In response, the alt-tech movement is continuing to flourish.

  • Gab (a replacement for Twitter)  is growing by leaps and bounds, and is currently testing both an Android app and GabTV, a challenge to Twitter’s Periscope.  Twitter is actually borrowing their concepts and advances.  Users banned by Reddit and Twitter are flocking to the free-speech alternative.  These are amazing accomplishments for a donation-funded, bootstrap beta test that’s barely six months old.

  • Infogalactic (a replacement “fork” of Wikipedia) is also improving.  They’re adding a Drudge Report-style news aggregator page, and using the existing discussion areas to develop a replacement for Reddit.

This bizarre “freedom of speech for me but not for thee” mentality isn’t restricted to the internet–it’s showing up in the real world, as well.  A student at Berkeley–who also happens to be an “undocumented immigrant”–praised the “so-called violence” of the protest for stopping the violence of Milo’s speech:

My campus did nothing to stand between my undocumented community and the hateful hands of radicalized white men — the AntiFas did. A peaceful protest was not going to cancel that event, just like numerous letters from faculty, staff, Free Speech Movement veterans and even donors did not cancel the event. Only the destruction of glass and shooting of fireworks did that. The so-called “violence” against private property that the media seems so concerned with stopped white supremacy from organizing itself against my community.
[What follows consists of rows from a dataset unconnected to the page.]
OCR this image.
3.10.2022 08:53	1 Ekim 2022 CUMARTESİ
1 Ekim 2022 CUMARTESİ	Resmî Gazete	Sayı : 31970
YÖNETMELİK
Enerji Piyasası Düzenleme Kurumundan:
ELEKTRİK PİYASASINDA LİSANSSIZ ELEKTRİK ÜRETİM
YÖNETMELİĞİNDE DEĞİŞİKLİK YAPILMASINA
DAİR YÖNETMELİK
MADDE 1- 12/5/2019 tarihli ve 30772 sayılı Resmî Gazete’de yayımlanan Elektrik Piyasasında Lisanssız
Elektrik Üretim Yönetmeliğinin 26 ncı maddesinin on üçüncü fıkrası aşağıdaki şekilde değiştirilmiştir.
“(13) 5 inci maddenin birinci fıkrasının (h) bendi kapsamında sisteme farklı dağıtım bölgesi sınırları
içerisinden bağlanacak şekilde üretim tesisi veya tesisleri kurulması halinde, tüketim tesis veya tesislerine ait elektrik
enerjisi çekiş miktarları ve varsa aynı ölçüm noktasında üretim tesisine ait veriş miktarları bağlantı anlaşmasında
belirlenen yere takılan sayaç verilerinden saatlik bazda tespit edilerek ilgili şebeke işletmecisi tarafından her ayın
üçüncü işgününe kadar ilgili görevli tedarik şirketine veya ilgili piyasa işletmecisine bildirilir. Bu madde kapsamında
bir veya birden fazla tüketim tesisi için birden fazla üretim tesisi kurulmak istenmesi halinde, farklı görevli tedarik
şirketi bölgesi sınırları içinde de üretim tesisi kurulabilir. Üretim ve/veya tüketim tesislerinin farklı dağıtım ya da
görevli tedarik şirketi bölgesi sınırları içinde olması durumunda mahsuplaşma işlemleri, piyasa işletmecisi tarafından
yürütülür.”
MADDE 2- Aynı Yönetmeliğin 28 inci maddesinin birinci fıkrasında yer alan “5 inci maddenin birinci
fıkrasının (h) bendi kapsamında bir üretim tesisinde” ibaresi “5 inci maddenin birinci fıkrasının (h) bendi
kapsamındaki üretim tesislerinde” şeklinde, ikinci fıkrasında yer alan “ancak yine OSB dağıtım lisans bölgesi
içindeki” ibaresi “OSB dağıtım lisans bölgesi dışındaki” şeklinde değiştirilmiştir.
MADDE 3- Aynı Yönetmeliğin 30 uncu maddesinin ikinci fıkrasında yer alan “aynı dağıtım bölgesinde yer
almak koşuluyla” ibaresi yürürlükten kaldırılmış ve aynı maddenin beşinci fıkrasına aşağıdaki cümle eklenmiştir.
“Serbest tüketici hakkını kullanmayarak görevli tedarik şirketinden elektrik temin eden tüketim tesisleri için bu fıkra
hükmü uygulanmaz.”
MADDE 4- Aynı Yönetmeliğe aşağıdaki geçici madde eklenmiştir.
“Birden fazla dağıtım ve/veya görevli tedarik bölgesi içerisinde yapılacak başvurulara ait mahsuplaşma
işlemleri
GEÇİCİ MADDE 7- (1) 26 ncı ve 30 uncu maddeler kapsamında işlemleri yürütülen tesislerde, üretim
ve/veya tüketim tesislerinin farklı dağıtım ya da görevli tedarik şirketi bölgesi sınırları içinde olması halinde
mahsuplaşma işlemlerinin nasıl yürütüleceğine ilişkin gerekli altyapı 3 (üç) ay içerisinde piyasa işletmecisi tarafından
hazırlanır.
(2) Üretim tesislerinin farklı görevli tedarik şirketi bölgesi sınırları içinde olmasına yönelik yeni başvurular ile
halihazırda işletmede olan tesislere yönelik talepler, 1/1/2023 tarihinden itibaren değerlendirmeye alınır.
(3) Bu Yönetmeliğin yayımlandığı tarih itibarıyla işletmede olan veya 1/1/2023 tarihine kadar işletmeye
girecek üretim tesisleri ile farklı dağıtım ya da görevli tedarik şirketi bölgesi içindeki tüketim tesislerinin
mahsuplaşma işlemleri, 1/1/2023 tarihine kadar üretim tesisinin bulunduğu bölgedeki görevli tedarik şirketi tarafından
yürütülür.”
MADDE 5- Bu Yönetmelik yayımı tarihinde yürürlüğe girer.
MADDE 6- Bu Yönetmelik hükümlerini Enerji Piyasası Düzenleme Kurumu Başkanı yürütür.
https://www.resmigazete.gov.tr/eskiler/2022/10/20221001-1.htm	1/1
Nesrine Malik, a journalist for the London Guardian, suggests that violence against racists should be condoned, and she’s not the only one.  Five op-eds published by The Daily Californian declare that the Berkeley riots were perfectly justified.  

“These were not acts of violence. They were acts of self defense,” wrote queer activist and former columnist Neil Lawrence. “And to Yiannopoulos and all your friends who invited you and hosted you and defended your ‘right’ to speak: I recommend you learn your lesson. Our shields are raised against you. No one will protect us? We will protect ourselves.”

A popular image circulating on the internet depicts Captain America and Indiana Jones punching Nazis alongside someone sucker-punching Richard Spencer, declaring that punching Nazis is an American tradition.  Obviously, then, it’s perfectly fine to punch someone, provided you call them a Nazi first.  Whether or not that person actually is an Aryan supremacist, nationalist, and socialist may not even be relevant.

Einstein defined insanity as repeating the same actions over and over while expecting a different result.  What then should we call the practice of repeating the same action in the name of reaching a goal that is, by definition, the opposite of the one stated?